American Telephone & Telegraph’s plan to replace many of its telephone operators with computerized voice recognition systems is not a dramatic technological breakthrough, but it should nonetheless help speed the deployment of machines that understand human speech, analysts said Wednesday.
Voice recognition should over the next few years become an alternative to touch-tone phones in navigating corporate telephone systems. And it will also replace the traditional typewriter keyboard as a means of entering information on some highly specialized computer systems.
But the day when people can casually talk to their computers using normal speech remains far off. And for many researchers, the focus now is less on finding a revolutionary new technology than on developing practical uses for the impressive but limited capabilities that already exist.
“Within a couple of years, everyone will have some experience with voice recognition systems,” said John Oberteuffer, president of Voice Information Associates, a Lexington, Mass. consulting firm. “There are a lot of good industrial applications for speech input that have been slow to catch on. That should change as people get used to it.”
Companies such as AT&T;, Northern Telecom and International Business Machines--as well as research universities such as Massachusetts Institute of Technology and Carnegie-Mellon--have been working on speech recognition technologies for decades. Early systems had to be “trained” to understand a specific voice, and they could only understand a small number of words. They got thoroughly confused if the speaker talked too fast or slipped in a word that wasn’t part of its limited vocabulary.
But the growing power of computers and the increasing sophistication of the mathematical formulas used to analyze and understand the spoken word has solved some of these problems. Today, it’s possible to build systems that understand a few words spoken by anyone, or many words spoken carefully by one person--though it’s still difficult to combine the two.
The key to the AT&T; system is a technique called “word spotting,” which makes it possible for the system to comprehend a request even if it is phrased in many different ways.
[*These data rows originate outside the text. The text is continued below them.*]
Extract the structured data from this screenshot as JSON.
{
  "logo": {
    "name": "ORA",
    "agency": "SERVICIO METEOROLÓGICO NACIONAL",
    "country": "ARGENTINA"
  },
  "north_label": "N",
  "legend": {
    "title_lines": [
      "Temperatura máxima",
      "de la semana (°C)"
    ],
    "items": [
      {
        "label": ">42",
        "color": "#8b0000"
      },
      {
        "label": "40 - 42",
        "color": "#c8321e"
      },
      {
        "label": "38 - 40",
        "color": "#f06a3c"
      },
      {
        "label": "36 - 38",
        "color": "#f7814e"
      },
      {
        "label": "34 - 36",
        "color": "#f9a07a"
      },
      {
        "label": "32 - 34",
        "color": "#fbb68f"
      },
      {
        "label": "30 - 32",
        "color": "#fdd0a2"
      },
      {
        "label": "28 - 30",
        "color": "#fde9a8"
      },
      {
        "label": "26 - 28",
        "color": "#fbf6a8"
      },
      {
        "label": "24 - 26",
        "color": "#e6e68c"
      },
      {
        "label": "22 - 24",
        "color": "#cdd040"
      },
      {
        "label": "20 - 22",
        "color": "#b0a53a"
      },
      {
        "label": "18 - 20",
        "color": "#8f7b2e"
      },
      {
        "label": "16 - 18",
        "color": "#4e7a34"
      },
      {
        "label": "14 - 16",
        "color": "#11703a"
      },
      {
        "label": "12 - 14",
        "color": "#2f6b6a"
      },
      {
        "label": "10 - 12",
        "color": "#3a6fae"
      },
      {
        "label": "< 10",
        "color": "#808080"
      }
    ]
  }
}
Thus a caller can say, “I’d like to make a collect call,” or, “Make this call collect.”
“This is very important for ease of use,” said Jay Wilpon, a Bell Laboratories researcher who played a key role in developing the technology. “You have to be able to talk to a voice recognizer without thinking about it.”
The AT&T; system can only identify a handful of words and phrases, but it can consistently understand virtually any intonation or accent.
Karl Kozarsky, executive vice president of Probe Research, a New Jersey telecommunications consulting firm, said the market for telephone-based voice response systems would grow from $54 million in 1991 to nearly $250 million by 1995. Voice recognition is also gaining currency on computer systems. Quality control at the Saturn car factory, for example, can orally state problems into a headset and the computer system puts the corrective process in motion, according to Oberteuffer.
Voice recognition systems can also aid people with physical disabilities.
Yet the major computer companies have not yet moved to make voice input a part of their systems--both because the technology remains imperfect and expensive and because it’s not clear what benefits voice would provide for mainstream computing.
Apple Computer, for example, recently hired renowned Carnegie-Mellon voice researcher Kai-fu Lee and has come up with a system that enables a Macintosh personal computer to understand basic voice commands even without the addition of special voice-processing hardware.
But when the technology was demonstrated for reporters and analysts at a meeting on Wednesday, nearly every phrase had to be repeated two or three times before the machine understood. And Apple manager Phac Le Tuan indicated that the company wouldn’t release a product until it had also completed software that would enable people to develop their own ways of using voice commands.